Rabu, 08 Januari 2014

Kaya Cara Politikus

                                                 Kaya Cara Politikus

Herry Gunawan  ;   pendiri plasadana.com
TEMPO,  07 Januari 2014
                                                                                                                        


Pada suatu sore yang redup, seorang kawan yang bekerja di perusahaan operator pertambangan batu bara berbagi kisah. "Saya mau jadi politikus saja," kata dia singkat. Ia bukan penyuka politik, apalagi politikus. Membaca keterkejutan ini, ia menjelaskan, "Karena bisa lebih mudah tajir dari orang yang berkeringat."

Kawan yang kerap bolak-balik Jakarta-Kalimantan Tengah-Kalimantan Selatan untuk mengawal produksi hasil tambang itu mencoba menjelaskan lebih jauh. Dengan menjadi politikus, kata dia, kita bisa punya secarik kertas sakti yang mendatangkan uang secara rutin. "Seperti ATM (anjungan tunai mandiri) seumur hidup." 

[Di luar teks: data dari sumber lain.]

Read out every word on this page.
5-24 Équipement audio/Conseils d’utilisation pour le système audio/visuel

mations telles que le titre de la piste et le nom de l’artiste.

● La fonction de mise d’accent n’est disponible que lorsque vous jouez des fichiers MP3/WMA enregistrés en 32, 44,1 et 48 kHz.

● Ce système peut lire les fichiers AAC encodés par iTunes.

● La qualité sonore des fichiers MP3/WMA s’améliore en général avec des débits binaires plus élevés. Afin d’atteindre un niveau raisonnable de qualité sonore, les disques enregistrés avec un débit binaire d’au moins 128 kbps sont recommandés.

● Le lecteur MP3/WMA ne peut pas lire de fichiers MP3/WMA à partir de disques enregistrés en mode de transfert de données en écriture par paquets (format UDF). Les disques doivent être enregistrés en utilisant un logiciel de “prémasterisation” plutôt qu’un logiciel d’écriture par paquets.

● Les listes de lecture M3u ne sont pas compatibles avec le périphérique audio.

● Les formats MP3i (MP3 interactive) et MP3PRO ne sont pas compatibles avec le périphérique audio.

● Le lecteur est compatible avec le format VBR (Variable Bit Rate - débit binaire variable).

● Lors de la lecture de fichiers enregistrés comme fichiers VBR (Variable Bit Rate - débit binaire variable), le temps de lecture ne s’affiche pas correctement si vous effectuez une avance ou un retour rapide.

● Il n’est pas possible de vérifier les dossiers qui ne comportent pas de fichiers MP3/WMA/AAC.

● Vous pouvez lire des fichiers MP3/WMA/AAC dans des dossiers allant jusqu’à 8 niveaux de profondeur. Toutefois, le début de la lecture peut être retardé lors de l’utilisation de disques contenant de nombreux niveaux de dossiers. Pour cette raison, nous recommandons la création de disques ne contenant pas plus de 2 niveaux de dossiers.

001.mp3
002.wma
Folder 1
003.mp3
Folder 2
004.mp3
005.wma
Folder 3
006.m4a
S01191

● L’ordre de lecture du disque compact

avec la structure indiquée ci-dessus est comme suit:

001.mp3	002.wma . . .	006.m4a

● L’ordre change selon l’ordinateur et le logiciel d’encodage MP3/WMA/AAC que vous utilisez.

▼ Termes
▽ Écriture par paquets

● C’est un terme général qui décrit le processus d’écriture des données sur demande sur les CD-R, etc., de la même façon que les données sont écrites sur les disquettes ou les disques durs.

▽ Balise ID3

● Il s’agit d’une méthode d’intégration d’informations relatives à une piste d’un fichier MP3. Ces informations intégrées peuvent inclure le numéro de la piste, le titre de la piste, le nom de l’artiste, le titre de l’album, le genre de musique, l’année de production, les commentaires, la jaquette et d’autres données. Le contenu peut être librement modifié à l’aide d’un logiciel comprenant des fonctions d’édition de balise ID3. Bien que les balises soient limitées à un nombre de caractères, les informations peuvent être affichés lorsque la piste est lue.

Rupanya ini soal izin pertambangan, tentang jalan pintas mencari uang bagi politikus. Inilah yang membuat dia cemburu. Sejak kepala daerah dipilih secara langsung, posisi partai politik makin kuat. Seorang kandidat yang ingin mencari peruntungan sebagai pemimpin daerah umumnya memerlukan kendaraan partai untuk mendaftar sebagai calon kepala daerah. Stempel pencalonan partai plus basis massa diperlukan.

Berdasarkan tata krama dalam dunia politik kepartaian, seorang kandidat calon kepala daerah memerlukan restu dari pimpinan pusat. Tentu dukungan ini tidak gratis. "Ada harganya," kata teman yang seolah-olah sudah menjadi politikus itu. "Kalau sekadar 'uang pelicin' sih kecil. Tapi buat daerah kaya tambang, incarannya IUP."

IUP yang dimaksud itu adalah izin usaha pertambangan. Sebelumnya, izin itu bernama kuasa pertambangan. Sesuai dengan Undang-Undang Pertambangan Mineral dan Batu Bara yang dikeluarkan pada 2009, izin bisa dikeluarkan oleh kepala daerah tingkat II dan tingkat I. Peminta izin tidak perlu punya perusahaan, karena izin itu bisa diberikan kepada perorangan. Inilah kertas sakti yang dimaksud, sebagai hadiah atas dukungan politik yang sudah diterima.

Kalau sudah mengantongi izin itu, orang pun tidak perlu jadi pebisnis yang harus memeras otak untuk bertahan hidup dan mengembangkan usaha.  Penggarapnya cukup orang lain. Toh, pemilik IUP akhirnya menerima setoran juga. Kira-kira, setoran untuk batu bara berkalori tinggi bisa mencapai US$ 10 per ton dari setiap batu yang diangkut penggarap. Sedangkan untuk batu bara berkalori rendah, setorannya di bawah itu.

Bayangkan, kalau satu lahan pertambangan bisa menghasilkan 500.000 ton batu bara per tahun, berarti uang yang masuk kantong politikus mencapai US$ 5 juta. Dengan asumsi kurs 11 ribu per dolar Amerika Serikat, setiap bulan uang yang masuk ke pundi-pundinya lebih dari Rp 4,5 miliar. 

Nah, mau dibagi ke berapa rekan pun, uang setoran itu masih sangat besar. Jumlahnya jauh di atas gaji anggota DPR atau direktur utama perusahaan swasta. Dengan bermodalkan secarik kertas, semua ini bermula. Begitulah kompensasi politik. Jadi, tak perlu merasa heran sekiranya ada politikus yang tidak berbisnis tapi tampilan kekayaannya mencorong.

Jadi saya pun mafhum kalau kawan yang bercerita itu mau beralih profesi menjadi politikus. Dan pantas pula jika para petinggi partai membantu keluarga, kerabat, dan sekutunya untuk berkarier di dunia politik. Begitulah cara mudah untuk meraup untung, sekaligus merusak tatanan ekonomi lantaran ikut menciptakan ekonomi biaya mahal.